MetLife’s Victory Also Good for Fintech Innovators

Insurance giant MetLife won a big victory Wednesday as a district court rescinded the government’s designation of the firm as “systemically important.” Though not immediately apparent, this was also a victory for Fintech firms as well, from big online “marketplace lenders” to small startups to firms not yet formed.

It’s a great win, in fact, for all innovators wishing to create an alternative to the established banking order. The ruling limits the government using its power arbitrarily to fit non-bank financial firms into the banking regulation hole.

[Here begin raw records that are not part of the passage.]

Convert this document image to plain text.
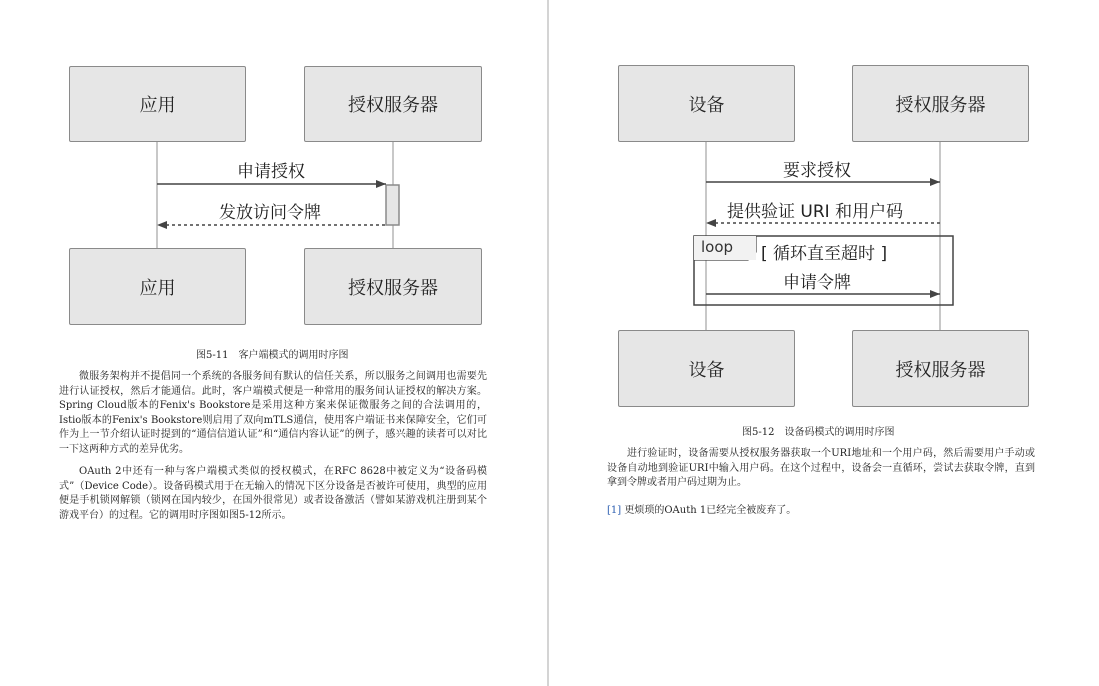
应用	授权服务器
应用	授权服务器
申请授权
发放访问令牌
图5-11　客户端模式的调用时序图

微服务架构并不提倡同一个系统的各服务间有默认的信任关系，所以服务之间调用也需要先进行认证授权，然后才能通信。此时，客户端模式便是一种常用的服务间认证授权的解决方案。Spring Cloud版本的Fenix's Bookstore是采用这种方案来保证微服务之间的合法调用的，Istio版本的Fenix's Bookstore则启用了双向mTLS通信，使用客户端证书来保障安全，它们可作为上一节介绍认证时提到的“通信信道认证”和“通信内容认证”的例子，感兴趣的读者可以对比一下这两种方式的差异优劣。

OAuth 2中还有一种与客户端模式类似的授权模式，在RFC 8628中被定义为“设备码模式”（Device Code）。设备码模式用于在无输入的情况下区分设备是否被许可使用，典型的应用便是手机锁网解锁（锁网在国内较少，在国外很常见）或者设备激活（譬如某游戏机注册到某个游戏平台）的过程。它的调用时序图如图5-12所示。

loop
设备	授权服务器
设备	授权服务器
要求授权
提供验证 URI 和用户码
[ 循环直至超时 ]
申请令牌
图5-12　设备码模式的调用时序图

进行验证时，设备需要从授权服务器获取一个URI地址和一个用户码，然后需要用户手动或设备自动地到验证URI中输入用户码。在这个过程中，设备会一直循环，尝试去获取令牌，直到拿到令牌或者用户码过期为止。

[1] 更烦琐的OAuth 1已经完全被废弃了。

Despite MetLife’s protests that it was not systemically important – and its wishes to have neither the regulatory burdens that come with such designation nor the benefits of being designated by the government as essentially “too big to fail” – the Financial Stability Oversight Council still labeled the firm that way with very little empirical data. Though Judge Rosemary Collyer’s ruling is still under seal, based on her public order, she seems to have rejected the FSOC’s paltry justification for such action.

Proponents of the Dodd-Frank Wall Street Reform and Consumer Protection Act enacted in 2010 claim it ended bailouts. But the law’s creation of FSOC shows the opposite is true. FSOC, a secretive council of regulators from the Treasury Department and various banking and financial agencies, has the power to designate both banks and non-banks as “systemically important financial institutions” (SIFIs).

Being designated a SIFI means the firm is largely seen as too-big-to-fail by policymakers and will be at least temporarily propped up to forestall a normal bankruptcy. This aspect likely confers a benefit on firms with this designation. It’s no wonder that many firms, including bailout recipient American International Group, have not only not fought this designation, but embraced it.

But the designation usually also comes with bank-like capital rules that may be totally inappropriate for non-banks firms, like MetLife. Banks have deposits that can be withdrawn at any time, whereas life insurance firms have policies that in most cases won’t pay out for years. As my fellow FORBES contributor and Adam Smith Institute senior fellow Tim Worstall writes today, MetLife “is not inherently fragile: because it’s not a bank and isn’t borrowing short to lend long.”

MetLife decided the burdens outweighed the benefits of being a SIFI, and it prevailed. In its legal brief, MetLife’s argument paralleled some of those of a lawsuit from my organization, the Competitive Enterprise Institute, about how FSOC violates the Constitution’s separation of powers through its unusual structure that evades both congressional and judicial constraints. (The FSOC challenge is no longer part of that case, though the lawsuit is continuing against the Consumer Financial Protection Bureau. Click here for more info on that case).

Again since the case is under seal, it’s unclear what Collyer’s reasoning was in stopping FSOC from designating MetLife a SIFI. It’s also unknown whether MetLife will prevail if the government appeals. But Collyer’s decision at least puts a break on FSOC and other regulatory agencies having unfettered power to decide which firms are “systemically important.”

And this is why Fintech entrepreneurs should cheer. As innovators, they are creating models different – and in many cases more sustainable – than banks, but regulators in a bank-like mindset still show inclinations to shut down first and ask questions later. But knowing that they could still be checked by the judicial system should be a good incentive for these regulators to at least sit down and discuss issues with the FinTech players.